The famous cubist artist Pablo Picasso never painted snails, but if he had, they might have looked something like a newly discovered species from Thailand.
The 3mm microsnail has rectangularly angled whorls which, according to the scientists who found it, look “like a cubist interpretation” of regular snails’ rounded whorls.
Not surprisingly they named the species Anauchen picasso.
The group of malacologists (researchers studying molluscs) discovered the unknown species in Thailand’s Khao Sam Roi Yot National Park while exploring snail diversity in Southeast Asia.
A. picasso is just one of 46 new microsnails described in an article published in the peer-reviewed journal ZooKeys.
These new species have been found in Cambodia, Myanmar, Laos, Thailand, and Vietnam, or were rediscovered in the Florida Museum of Natural History after being collected in the 1980s.
“Although the shell sizes of these snails are less than 5mm, they are real beauties!” the researchers say.
“Their shells exhibit extraordinarily complexity.

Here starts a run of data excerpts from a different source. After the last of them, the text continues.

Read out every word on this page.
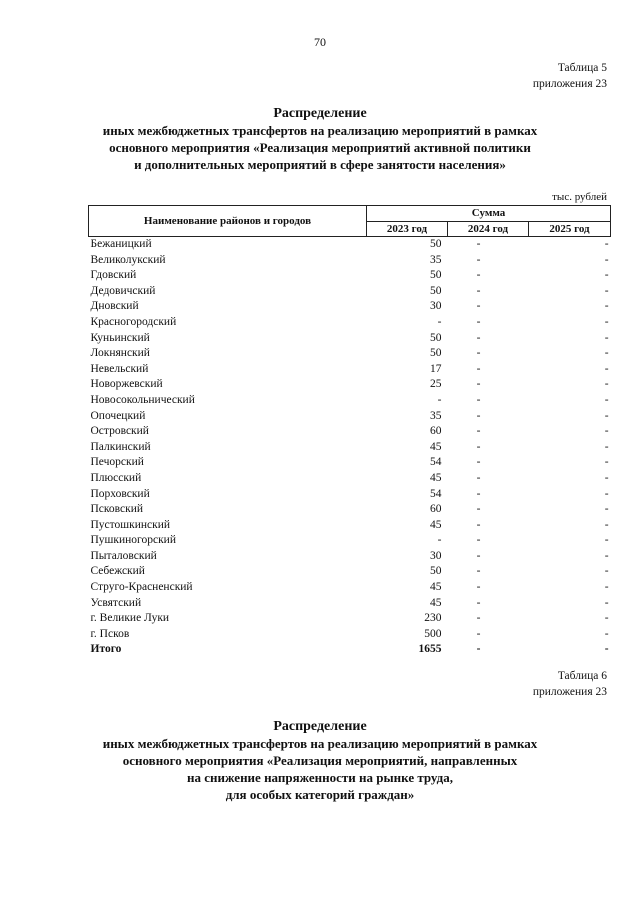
70
Таблица 5
приложения 23
Распределение
иных межбюджетных трансфертов на реализацию мероприятий в рамках
основного мероприятия «Реализация мероприятий активной политики
и дополнительных мероприятий в сфере занятости населения»
тыс. рублей
Наименование районов и городов	Сумма		
	2023 год	2024 год	2025 год
Бежаницкий	50	-	-
Великолукский	35	-	-
Гдовский	50	-	-
Дедовичский	50	-	-
Дновский	30	-	-
Красногородский	-	-	-
Куньинский	50	-	-
Локнянский	50	-	-
Невельский	17	-	-
Новоржевский	25	-	-
Новосокольнический	-	-	-
Опочецкий	35	-	-
Островский	60	-	-
Палкинский	45	-	-
Печорский	54	-	-
Плюсский	45	-	-
Порховский	54	-	-
Псковский	60	-	-
Пустошкинский	45	-	-
Пушкиногорский	-	-	-
Пыталовский	30	-	-
Себежский	50	-	-
Струго-Красненский	45	-	-
Усвятский	45	-	-
г. Великие Луки	230	-	-
г. Псков	500	-	-
Итого	1655	-	-
Таблица 6
приложения 23
Распределение
иных межбюджетных трансфертов на реализацию мероприятий в рамках
основного мероприятия «Реализация мероприятий, направленных
на снижение напряженности на рынке труда,
для особых категорий граждан»
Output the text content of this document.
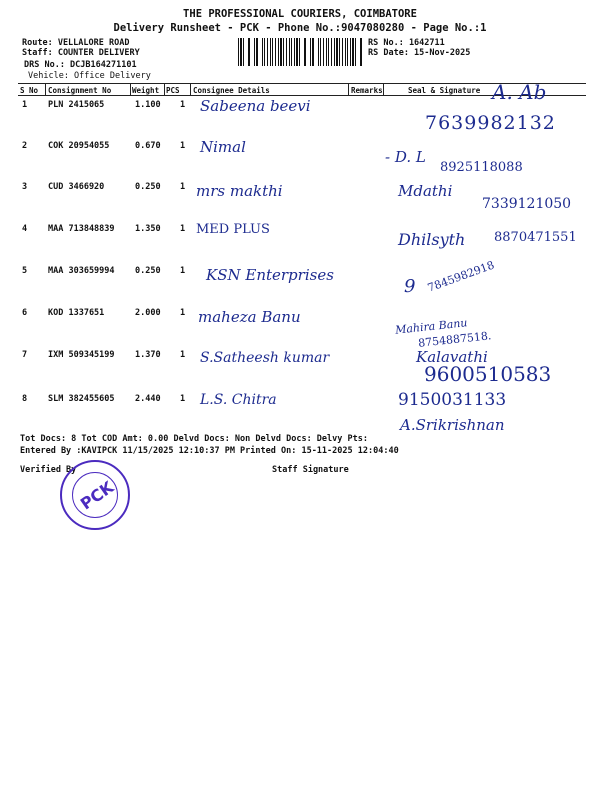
THE PROFESSIONAL COURIERS, COIMBATORE
Delivery Runsheet - PCK - Phone No.:9047080280 - Page No.:1
Route: VELLALORE ROAD
Staff: COUNTER DELIVERY
DRS No.: DCJB164271101
Vehicle: Office Delivery
RS No.: 1642711
RS Date: 15-Nov-2025
S No Consignment No	Weight PCS Consignee Details	Remarks	Seal & Signature
1 PLN 2415065	1.100 1 Sabeena beevi
A. Ab
7639982132
2 COK 20954055	0.670 1 Nimal
- D. L
8925118088
3 CUD 3466920	0.250 1 mrs makthi	Mdathi
7339121050
4 MAA 713848839 1.350 1 MED PLUS
Dhilsyth 8870471551
5 MAA 303659994 0.250 1 KSN Enterprises
9 7845982918
6 KOD 1337651	2.000 1 maheza Banu	Mahira Banu
8754887518.
7 IXM 509345199 1.370 1 S.Satheesh kumar	Kalavathi
9600510583
8 SLM 382455605 2.440 1 L.S. Chitra
A.Srikrishnan
9150031133
Tot Docs: 8 Tot COD Amt: 0.00 Delvd Docs: Non Delvd Docs: Delvy Pts:
Entered By :KAVIPCK 11/15/2025 12:10:37 PM Printed On: 15-11-2025 12:04:40
Verified By	Staff Signature
PCK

For example, the aperture (the opening of the shell) is armed with numerous tooth-like barriers, which are most probably useful against predators.
“Furthermore, several of the new species have an aperture that turns upwards or downwards, which means that some species carry their shells upside-down.”
These characteristics were among the features used by the researchers to tell the different snails apart.